FedRW consistently outperforms the hard deduplication baseline across all datasets and model configurations.
Improvements are more pronounced on datasets with strict literary structure (Sonnets, Haiku), indicating that redundancy has a greater impact on structured text.
FedRW's advantage is amplified under Non-IID settings, particularly under Label Skew.
Performance gains scale with model size: a relative improvement of 26.57% is observed on the Twitter dataset with Qwen2.5-7B.

Highlights & Insights¶

Soft vs. Hard Deduplication: The core innovation lies in replacing deletion with reweighting. The logarithmic inverse function \(1/\ln(\text{freq}+1)\) is an elegant design—high-frequency samples are gently down-weighted while moderate redundancy is retained to enhance generalization.
No Trusted Third Party Required: Built entirely on pairwise PSI, offering stronger security guarantees and greater deployment flexibility.
Parallel Orchestration: The binary-tree-based client pairing strategy is concise and efficient, and is directly reusable in other federated secure computation scenarios.

Limitations & Future Work¶

Validation is limited to text data; extension to multimodal federated learning remains unexplored.
The choice of the logarithmic weighting function lacks theoretical optimality guarantees, and superior weighting strategies may exist.
The PSI protocol provides security guarantees only under the semi-honest model; malicious client scenarios are not addressed.
Duplication is simulated via artificial injection, which may not reflect the natural redundancy distribution in real-world settings.

vs.
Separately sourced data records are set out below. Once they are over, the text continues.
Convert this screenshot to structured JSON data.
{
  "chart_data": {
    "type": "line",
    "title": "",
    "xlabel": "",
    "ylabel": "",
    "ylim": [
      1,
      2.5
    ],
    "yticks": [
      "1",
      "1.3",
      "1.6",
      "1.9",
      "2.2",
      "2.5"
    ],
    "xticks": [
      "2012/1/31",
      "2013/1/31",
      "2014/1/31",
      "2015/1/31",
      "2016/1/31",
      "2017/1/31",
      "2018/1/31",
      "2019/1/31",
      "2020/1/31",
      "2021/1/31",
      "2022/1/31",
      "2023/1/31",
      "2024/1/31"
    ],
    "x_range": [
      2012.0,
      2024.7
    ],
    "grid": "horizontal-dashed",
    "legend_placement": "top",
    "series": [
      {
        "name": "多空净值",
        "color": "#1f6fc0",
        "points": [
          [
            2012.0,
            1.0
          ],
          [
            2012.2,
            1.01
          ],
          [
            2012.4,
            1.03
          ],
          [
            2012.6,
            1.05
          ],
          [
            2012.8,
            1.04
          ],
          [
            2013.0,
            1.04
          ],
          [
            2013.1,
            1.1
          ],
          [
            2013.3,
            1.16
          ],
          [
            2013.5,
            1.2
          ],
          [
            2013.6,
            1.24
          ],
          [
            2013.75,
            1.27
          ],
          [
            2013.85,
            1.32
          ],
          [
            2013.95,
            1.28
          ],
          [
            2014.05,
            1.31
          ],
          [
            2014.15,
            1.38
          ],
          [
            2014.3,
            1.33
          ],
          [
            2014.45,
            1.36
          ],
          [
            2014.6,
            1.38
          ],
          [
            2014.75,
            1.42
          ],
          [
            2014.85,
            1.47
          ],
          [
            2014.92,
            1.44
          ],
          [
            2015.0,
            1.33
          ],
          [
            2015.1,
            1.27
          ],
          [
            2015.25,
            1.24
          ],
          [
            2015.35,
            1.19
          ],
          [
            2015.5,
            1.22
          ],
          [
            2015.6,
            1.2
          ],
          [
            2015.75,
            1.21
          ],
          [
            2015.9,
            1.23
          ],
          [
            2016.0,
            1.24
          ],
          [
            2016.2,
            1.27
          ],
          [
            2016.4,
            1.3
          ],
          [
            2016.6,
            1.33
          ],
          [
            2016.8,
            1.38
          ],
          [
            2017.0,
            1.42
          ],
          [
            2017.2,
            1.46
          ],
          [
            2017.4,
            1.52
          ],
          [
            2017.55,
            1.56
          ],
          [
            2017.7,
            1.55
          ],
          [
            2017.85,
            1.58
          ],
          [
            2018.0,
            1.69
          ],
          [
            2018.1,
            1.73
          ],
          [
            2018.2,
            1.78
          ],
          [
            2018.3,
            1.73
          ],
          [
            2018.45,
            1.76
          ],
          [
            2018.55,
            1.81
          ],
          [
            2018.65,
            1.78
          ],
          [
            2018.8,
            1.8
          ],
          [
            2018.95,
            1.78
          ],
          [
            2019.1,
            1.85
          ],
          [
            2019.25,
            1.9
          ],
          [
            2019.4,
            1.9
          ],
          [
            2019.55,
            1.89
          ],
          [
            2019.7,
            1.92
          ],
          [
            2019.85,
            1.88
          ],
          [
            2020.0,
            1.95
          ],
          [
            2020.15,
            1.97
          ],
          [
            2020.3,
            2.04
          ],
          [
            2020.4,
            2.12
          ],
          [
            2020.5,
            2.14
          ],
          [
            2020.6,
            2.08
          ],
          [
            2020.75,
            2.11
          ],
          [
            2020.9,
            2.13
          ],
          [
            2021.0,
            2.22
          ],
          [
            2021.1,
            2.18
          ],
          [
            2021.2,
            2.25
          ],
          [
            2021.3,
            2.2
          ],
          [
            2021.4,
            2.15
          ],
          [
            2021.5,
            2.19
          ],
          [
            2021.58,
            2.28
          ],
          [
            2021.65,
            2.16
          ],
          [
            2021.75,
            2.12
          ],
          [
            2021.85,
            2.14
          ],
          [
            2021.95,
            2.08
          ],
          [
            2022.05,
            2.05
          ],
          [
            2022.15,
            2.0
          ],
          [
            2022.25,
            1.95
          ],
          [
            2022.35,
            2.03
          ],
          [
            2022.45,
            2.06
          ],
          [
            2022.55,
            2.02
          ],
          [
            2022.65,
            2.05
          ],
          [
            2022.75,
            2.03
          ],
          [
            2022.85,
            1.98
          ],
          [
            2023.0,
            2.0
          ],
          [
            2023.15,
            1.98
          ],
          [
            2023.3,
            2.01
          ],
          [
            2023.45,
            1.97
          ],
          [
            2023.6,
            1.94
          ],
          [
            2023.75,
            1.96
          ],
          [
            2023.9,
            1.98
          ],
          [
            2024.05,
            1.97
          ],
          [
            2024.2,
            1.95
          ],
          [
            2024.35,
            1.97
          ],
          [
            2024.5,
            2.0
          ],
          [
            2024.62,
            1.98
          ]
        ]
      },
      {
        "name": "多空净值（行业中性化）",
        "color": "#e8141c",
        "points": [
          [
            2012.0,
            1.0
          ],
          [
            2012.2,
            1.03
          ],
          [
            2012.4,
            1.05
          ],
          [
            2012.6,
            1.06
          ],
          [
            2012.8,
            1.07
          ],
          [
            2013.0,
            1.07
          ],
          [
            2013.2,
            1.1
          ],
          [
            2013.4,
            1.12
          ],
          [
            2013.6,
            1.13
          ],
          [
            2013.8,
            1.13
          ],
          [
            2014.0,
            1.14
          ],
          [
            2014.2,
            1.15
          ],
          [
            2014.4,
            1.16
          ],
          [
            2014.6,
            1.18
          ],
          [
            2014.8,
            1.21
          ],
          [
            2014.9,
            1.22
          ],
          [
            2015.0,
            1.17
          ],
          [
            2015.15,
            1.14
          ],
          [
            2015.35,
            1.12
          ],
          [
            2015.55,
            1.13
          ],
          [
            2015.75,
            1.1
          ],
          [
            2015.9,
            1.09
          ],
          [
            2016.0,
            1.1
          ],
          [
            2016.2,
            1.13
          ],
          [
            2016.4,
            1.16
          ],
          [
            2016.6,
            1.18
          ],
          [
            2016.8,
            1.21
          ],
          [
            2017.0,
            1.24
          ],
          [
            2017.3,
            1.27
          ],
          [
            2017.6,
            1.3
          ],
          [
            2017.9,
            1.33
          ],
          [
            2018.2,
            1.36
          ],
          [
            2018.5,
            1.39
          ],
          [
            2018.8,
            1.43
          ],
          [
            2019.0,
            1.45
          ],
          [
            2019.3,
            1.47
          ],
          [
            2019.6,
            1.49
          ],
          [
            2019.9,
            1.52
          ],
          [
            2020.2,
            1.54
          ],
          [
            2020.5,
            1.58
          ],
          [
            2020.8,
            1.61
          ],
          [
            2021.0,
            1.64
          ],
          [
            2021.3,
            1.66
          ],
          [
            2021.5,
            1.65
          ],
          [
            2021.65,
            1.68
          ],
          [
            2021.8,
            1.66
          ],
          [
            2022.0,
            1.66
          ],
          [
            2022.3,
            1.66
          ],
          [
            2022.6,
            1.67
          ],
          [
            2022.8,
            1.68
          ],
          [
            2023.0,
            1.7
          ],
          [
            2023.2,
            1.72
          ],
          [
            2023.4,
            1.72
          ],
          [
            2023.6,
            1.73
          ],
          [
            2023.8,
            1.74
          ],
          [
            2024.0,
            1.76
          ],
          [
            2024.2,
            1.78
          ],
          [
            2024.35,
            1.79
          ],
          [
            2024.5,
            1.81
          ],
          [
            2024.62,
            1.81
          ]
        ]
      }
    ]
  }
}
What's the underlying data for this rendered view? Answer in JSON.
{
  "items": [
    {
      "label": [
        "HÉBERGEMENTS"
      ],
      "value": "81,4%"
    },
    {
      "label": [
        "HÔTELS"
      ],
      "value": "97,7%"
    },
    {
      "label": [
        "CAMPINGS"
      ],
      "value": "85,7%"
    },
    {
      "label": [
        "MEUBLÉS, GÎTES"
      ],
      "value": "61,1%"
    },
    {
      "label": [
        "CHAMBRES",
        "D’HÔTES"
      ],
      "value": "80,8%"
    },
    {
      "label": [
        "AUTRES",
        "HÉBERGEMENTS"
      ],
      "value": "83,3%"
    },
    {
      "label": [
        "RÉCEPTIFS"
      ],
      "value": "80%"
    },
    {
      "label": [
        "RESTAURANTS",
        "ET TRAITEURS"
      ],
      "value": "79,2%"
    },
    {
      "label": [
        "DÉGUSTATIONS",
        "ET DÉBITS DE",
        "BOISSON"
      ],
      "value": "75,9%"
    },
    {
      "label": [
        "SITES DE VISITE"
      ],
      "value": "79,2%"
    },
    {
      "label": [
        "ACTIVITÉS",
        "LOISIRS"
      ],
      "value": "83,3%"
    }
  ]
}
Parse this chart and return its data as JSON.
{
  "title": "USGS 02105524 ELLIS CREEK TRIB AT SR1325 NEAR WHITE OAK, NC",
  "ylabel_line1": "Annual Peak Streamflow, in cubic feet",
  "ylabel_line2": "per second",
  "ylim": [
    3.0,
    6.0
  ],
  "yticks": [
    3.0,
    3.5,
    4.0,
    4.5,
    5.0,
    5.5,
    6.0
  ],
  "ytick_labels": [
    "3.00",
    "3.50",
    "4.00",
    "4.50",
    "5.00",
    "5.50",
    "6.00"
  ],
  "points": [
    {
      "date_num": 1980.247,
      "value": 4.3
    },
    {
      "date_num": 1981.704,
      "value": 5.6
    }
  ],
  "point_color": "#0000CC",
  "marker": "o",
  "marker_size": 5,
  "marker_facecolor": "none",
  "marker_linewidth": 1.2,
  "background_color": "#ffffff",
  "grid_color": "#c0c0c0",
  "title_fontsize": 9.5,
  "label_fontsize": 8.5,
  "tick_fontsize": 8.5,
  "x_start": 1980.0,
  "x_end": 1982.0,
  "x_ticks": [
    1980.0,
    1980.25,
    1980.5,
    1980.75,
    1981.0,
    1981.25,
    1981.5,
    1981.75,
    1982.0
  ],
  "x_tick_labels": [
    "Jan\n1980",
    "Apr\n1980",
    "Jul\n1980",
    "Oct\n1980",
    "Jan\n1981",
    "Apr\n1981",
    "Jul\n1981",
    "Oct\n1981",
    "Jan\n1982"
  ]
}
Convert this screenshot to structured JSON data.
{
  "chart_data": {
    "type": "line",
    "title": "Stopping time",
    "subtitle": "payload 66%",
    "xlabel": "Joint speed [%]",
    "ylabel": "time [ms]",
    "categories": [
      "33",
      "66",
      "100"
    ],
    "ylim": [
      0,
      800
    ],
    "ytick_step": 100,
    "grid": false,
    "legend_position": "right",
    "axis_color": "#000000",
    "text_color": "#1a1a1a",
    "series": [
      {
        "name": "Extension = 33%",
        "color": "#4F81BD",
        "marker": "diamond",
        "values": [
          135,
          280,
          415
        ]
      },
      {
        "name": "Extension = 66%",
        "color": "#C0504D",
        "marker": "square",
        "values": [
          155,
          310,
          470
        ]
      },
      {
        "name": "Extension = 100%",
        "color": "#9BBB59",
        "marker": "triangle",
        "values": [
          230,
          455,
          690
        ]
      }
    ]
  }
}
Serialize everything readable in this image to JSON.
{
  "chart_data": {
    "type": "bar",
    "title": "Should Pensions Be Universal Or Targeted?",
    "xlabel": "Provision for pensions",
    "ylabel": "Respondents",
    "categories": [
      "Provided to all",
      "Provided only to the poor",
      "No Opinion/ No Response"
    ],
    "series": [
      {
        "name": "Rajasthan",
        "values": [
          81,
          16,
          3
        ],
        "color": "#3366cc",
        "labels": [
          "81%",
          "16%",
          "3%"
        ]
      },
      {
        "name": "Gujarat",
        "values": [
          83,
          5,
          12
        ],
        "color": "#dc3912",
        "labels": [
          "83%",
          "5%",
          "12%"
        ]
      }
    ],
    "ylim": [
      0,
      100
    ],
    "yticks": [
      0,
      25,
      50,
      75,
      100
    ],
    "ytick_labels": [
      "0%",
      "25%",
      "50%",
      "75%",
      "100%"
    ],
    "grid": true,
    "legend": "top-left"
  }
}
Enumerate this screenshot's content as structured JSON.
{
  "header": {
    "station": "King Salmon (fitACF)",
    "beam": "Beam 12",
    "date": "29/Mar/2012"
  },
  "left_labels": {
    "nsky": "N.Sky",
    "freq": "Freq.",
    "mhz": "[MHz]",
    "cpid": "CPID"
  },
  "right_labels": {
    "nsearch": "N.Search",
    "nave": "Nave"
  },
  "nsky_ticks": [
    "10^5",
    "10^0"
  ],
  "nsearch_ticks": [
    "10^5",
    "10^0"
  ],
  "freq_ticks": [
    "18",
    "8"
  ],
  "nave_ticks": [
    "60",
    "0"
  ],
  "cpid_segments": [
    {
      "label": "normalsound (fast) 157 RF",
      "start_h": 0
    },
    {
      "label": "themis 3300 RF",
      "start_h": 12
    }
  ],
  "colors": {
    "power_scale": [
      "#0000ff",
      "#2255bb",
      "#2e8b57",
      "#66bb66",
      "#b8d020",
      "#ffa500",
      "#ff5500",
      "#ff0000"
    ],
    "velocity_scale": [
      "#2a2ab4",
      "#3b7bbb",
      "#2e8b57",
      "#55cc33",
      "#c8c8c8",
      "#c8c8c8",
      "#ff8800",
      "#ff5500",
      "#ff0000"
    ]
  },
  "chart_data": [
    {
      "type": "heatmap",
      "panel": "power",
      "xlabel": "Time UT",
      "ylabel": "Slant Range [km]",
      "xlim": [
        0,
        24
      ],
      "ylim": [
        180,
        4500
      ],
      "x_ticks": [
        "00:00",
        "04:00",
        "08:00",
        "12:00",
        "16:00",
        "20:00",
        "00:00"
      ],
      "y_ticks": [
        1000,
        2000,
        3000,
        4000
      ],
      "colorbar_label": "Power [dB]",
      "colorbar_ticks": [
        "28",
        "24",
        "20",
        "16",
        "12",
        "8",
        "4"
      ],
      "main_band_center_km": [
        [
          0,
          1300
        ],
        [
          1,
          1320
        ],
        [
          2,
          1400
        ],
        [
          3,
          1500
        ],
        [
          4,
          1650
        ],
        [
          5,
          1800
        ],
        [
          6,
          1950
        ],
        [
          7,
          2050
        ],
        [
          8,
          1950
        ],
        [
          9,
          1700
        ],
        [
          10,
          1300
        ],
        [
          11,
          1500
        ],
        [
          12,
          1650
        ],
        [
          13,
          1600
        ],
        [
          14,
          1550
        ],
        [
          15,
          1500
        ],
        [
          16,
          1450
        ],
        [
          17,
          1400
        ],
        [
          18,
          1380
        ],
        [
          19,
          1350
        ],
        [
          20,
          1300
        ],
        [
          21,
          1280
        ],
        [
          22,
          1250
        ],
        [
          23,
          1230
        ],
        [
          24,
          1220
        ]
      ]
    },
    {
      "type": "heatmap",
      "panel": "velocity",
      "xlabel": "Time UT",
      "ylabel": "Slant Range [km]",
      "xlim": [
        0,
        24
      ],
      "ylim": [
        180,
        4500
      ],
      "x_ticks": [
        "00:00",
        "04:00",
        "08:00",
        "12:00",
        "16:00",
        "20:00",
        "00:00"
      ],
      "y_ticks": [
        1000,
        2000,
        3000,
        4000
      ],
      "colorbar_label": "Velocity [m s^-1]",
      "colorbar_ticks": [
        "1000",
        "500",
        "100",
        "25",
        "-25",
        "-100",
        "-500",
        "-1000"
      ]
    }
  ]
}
EP-MPD (Abadi et al., 2024): EP-MPD employs hard deduplication with a trusted third party; FedRW employs soft deduplication without a third party, surpassing EP-MPD in both efficiency and model performance.
vs. SoftDedup / DoReMi: These are centralized soft deduplication methods that cannot be directly applied in privacy-preserving federated settings. FedRW transfers the soft deduplication paradigm to the federated environment.
vs. FedAvg: FedRW is fully compatible with the FedAvg aggregation framework, introducing reweighting solely at the loss level with minimal integration overhead.

Rating¶

Novelty: ⭐⭐⭐⭐ First federated soft deduplication framework; however, the core techniques (PSI + weighted loss) are combinations of existing components.
Experimental Thoroughness: ⭐⭐⭐⭐⭐ Covers multiple datasets, models (GPT-2 to Qwen3/Llama), settings (IID/Non-IID), and dual evaluation of efficiency and performance.
Writing Quality: ⭐⭐⭐⭐ Clear structure and well-specified protocol descriptions, though notation is occasionally dense.
Value: ⭐⭐⭐⭐ Addresses a practical pain point in federated LLM training with a broadly applicable framework design.